ドアがそっと開いた。その姿を見て、ドローレスは一瞬体を強張らせる。クレアかと思ったのだ。
「失礼してもよろしくって?」
だが、訪問してきたのはヒルダだった。双子だけあって、この二人は顔がよく似ている。髪と目の色を除けば、瓜二つと言ってもいいだろう。あまり特徴の無い、しばらく会わなかったらすぐに忘れてしまいそうな、地味な顔立ちだ。
「……何かしら?」
やって来たのがクレアではなかったという事には安堵したが、ドローレスはまだ、どうもヒルダの事が好きになれなかった。こうして部屋を訪ねて来られても、あまり嬉しい相手ではない。
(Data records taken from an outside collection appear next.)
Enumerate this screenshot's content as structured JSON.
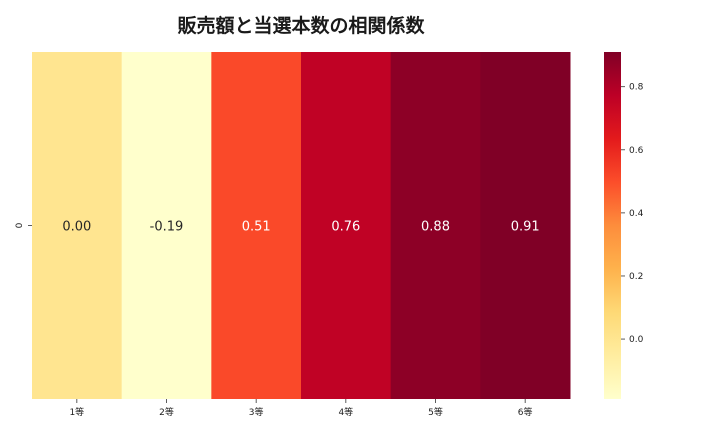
{
  "chart_data": {
    "type": "heatmap",
    "title": "販売額と当選本数の相関係数",
    "rows": [
      "0"
    ],
    "categories": [
      "1等",
      "2等",
      "3等",
      "4等",
      "5等",
      "6等"
    ],
    "values": [
      [
        0.0,
        -0.19,
        0.51,
        0.76,
        0.88,
        0.91
      ]
    ],
    "value_labels": [
      "0.00",
      "-0.19",
      "0.51",
      "0.76",
      "0.88",
      "0.91"
    ],
    "colorbar": {
      "range": [
        -0.19,
        0.91
      ],
      "ticks": [
        0.0,
        0.2,
        0.4,
        0.6,
        0.8
      ],
      "tick_labels": [
        "0.0",
        "0.2",
        "0.4",
        "0.6",
        "0.8"
      ]
    },
    "colormap": [
      "#ffffcc",
      "#ffeda0",
      "#fed976",
      "#feb24c",
      "#fd8d3c",
      "#fc4e2a",
      "#e31a1c",
      "#bd0026",
      "#800026"
    ],
    "xlabel": "",
    "ylabel": ""
  }
}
だが、そんな事を知る由もないヒルダは、中に入って来て傍にあった椅子に腰かけた。
「何となく、ドローレスさんの様子が気になったんですの」
「私の?」
「ええ、色々とお仕事を頼まれているようですから」
ヒルダが上目遣いでこちらを見てきた。
「大丈夫でしょうか、と思いまして」
どうやら、彼女は自分を心配して様子を見に来てくれたらしい。そんな人に苦手意識を抱いているなんて、ドローレスは自分が恥ずかしくなった。
「……まあ、何とかね」
「嘘おっしゃい」
動揺して適当な返事をしてしまったドローレスに、ヒルダが険しい視線を向ける。
「目の下に隈が出来ていますわ。あまり寝ていないんでしょう?」
「……ええ」
ドローレスは、自身も椅子に座り、ゆっくりと背もたれに体重を預けながら今度は本当の事を言った。
「する事が、沢山あるから」
ここ何日もずっとこの調子だ。ヒルダは、「それでは体を壊してしまいますわ」と眉をひそめた。
「少しお休みになってはいかが?」
「だめよ。サボってると思われると、余計に仕事が増やされてしまうし、食事ももらえなくなるから」
あんな食事でも、ないよりはずっとましだ。ヒルダは気の毒そうな顔になった。
「ひどい事になりましたね。一体、誰のせいでこんな……」
「クレアでしょ」
ヒルダのぼやきに、一旦は静まり返っていた憎しみの炎が再度加熱してくる。
「あの女、絶対に私が犯人だって言いふらしているのよ。そうに決まっているわ」
「……あなたは、クレアがお嫌いなんですのね」
「当たり前でしょう。……あなたには悪いけど」
きっぱり言い切った後、ドローレスは遠慮がちに付け足した。その程度の理性は、まだ残っている。